Ce vide, il fallait d’abord que j’en prenne conscience, puis que je me place dans un état qui me permettrait de l’accueillir et d’en faire l’expérience. Pour moi, le chemin de Compostelle a été un appel du vide. Un appel à faire de l’espace en moi, à me débarrasser du superflu qui m’encombrait, à laisser de côté les bagages du passé et les rôles qui me définissaient pour permettre d’accueillir et tracer la suite de ma vie.
Cette expérience, je l’ai d’abord incarnée physiquement. L’une des premières leçons que l’on apprend sur le chemin de Compostelle est le dépouillement. Partant souvent avec un bagage trop important, le chemin nous apprend à laisser de côté ce qui n’est pas essentiel. Il nous apprend à voyager léger pour rendre possible la progression. Ce dépouillement au niveau physique est la première étape d’un mouvement plus important qui touchera notre être dans sa totalité.
Ce mouvement s’étend, en seconde étape, à notre monde intérieur. Il nous amène à faire la lumière sur les aspects moins connus de nous-mêmes et à nous débarrasser du masque de l’ego. C’est l’étape où nous devenons artistes. D’un bloc brut et par nos mains, la vie nous cisèle et nous fend patiemment pour enlever l’écorce qui nous recouvre et ne laisser en place que l’essentiel. C’est un moment de grande ouverture.
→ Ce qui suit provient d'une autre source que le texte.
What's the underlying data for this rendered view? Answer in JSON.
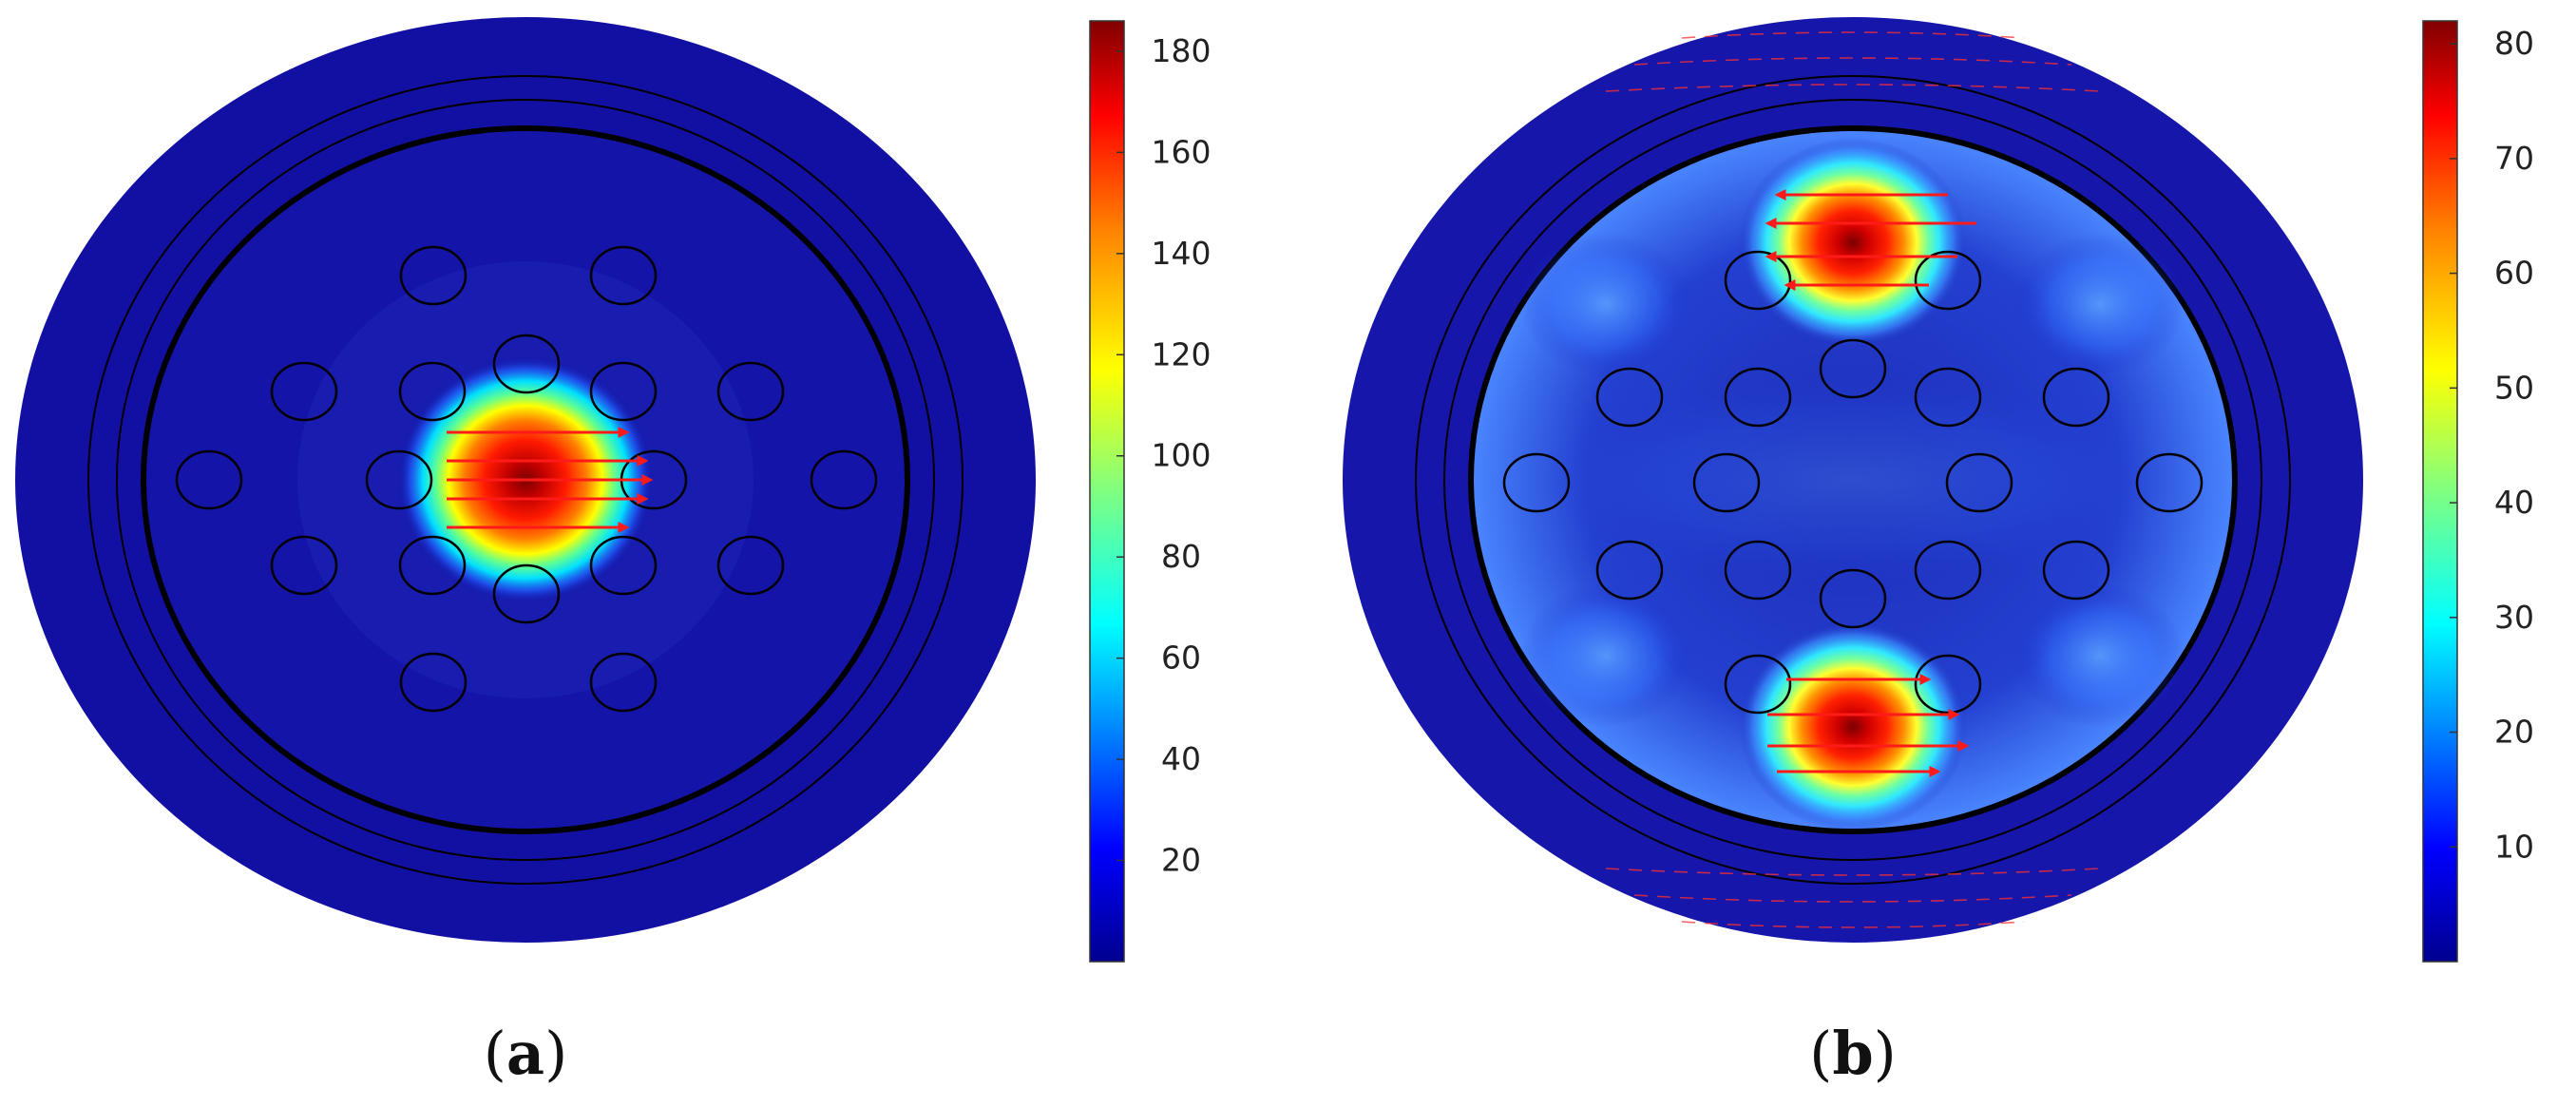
{
  "figure": {
    "panels": [
      {
        "id": "a",
        "label": "a",
        "colorbar": {
          "min": 0,
          "max": 186,
          "ticks": [
            20,
            40,
            60,
            80,
            100,
            120,
            140,
            160,
            180
          ]
        },
        "mode": "central",
        "hot_spots": [
          {
            "cx": 0.0,
            "cy": 0.0,
            "peak": 186
          }
        ]
      },
      {
        "id": "b",
        "label": "b",
        "colorbar": {
          "min": 0,
          "max": 82,
          "ticks": [
            10,
            20,
            30,
            40,
            50,
            60,
            70,
            80
          ]
        },
        "mode": "split",
        "hot_spots": [
          {
            "cx": 0.0,
            "cy": -0.5,
            "peak": 82
          },
          {
            "cx": 0.0,
            "cy": 0.5,
            "peak": 82
          }
        ]
      }
    ],
    "colors": {
      "background_field": "#1010a0",
      "outline": "#000000",
      "arrow": "#ff1a1a",
      "colormap": [
        "#00008f",
        "#0000ff",
        "#0080ff",
        "#00ffff",
        "#80ff80",
        "#ffff00",
        "#ff8000",
        "#ff0000",
        "#800000"
      ]
    }
  }
}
Ce mouvement est un dénuement. Il demande un saut dans le vide pour passer à la prochaine étape. Il demande de quitter le confort du connu et des habitudes pour embrasser l’incertitude et le possible. L’étape du vide nous invite à croire en un possible, à l’espérer et fait naître en nous le courage nécessaire pour son devenir.
Lorsque j’ai complété le chemin de Compostelle, j’ai eu l’impression de le terminer. En réalité, j’ai compris plus tard que le chemin se continuait en force en moi. Chaque pas fait sur le chemin avait laissé une empreinte dans mon monde intérieur. Ces empreintes formaient une piste à partir de laquelle le chemin continuait d’avancer.
La vie est un pèlerinage. Comme les papillons monarques, nous sommes tous des nomades qui, à travers les générations, entreprenons un long voyage pour retrouver la source et nous en nourrir. Chaque pas que nous faisons dans sa direction est essentiel pour franchir la distance.
Au départ de Puy-en-Velay en France, le chemin de Compostelle annonce plus de 1500 km de marche à parcourir avant d’atteindre sa destination en Espagne. Ce chiffre peut faire peur et décourager. Pourtant, il se réalise par un seul et unique geste ; prendre le prochain pas. Ce que le chemin de Compostelle nous apprend, c’est que chaque pas compte, car chaque pas construit notre chemin. À l’image du mystère derrière la création de l’univers, le chemin nous apprend que l’immense naît toujours de l’infime.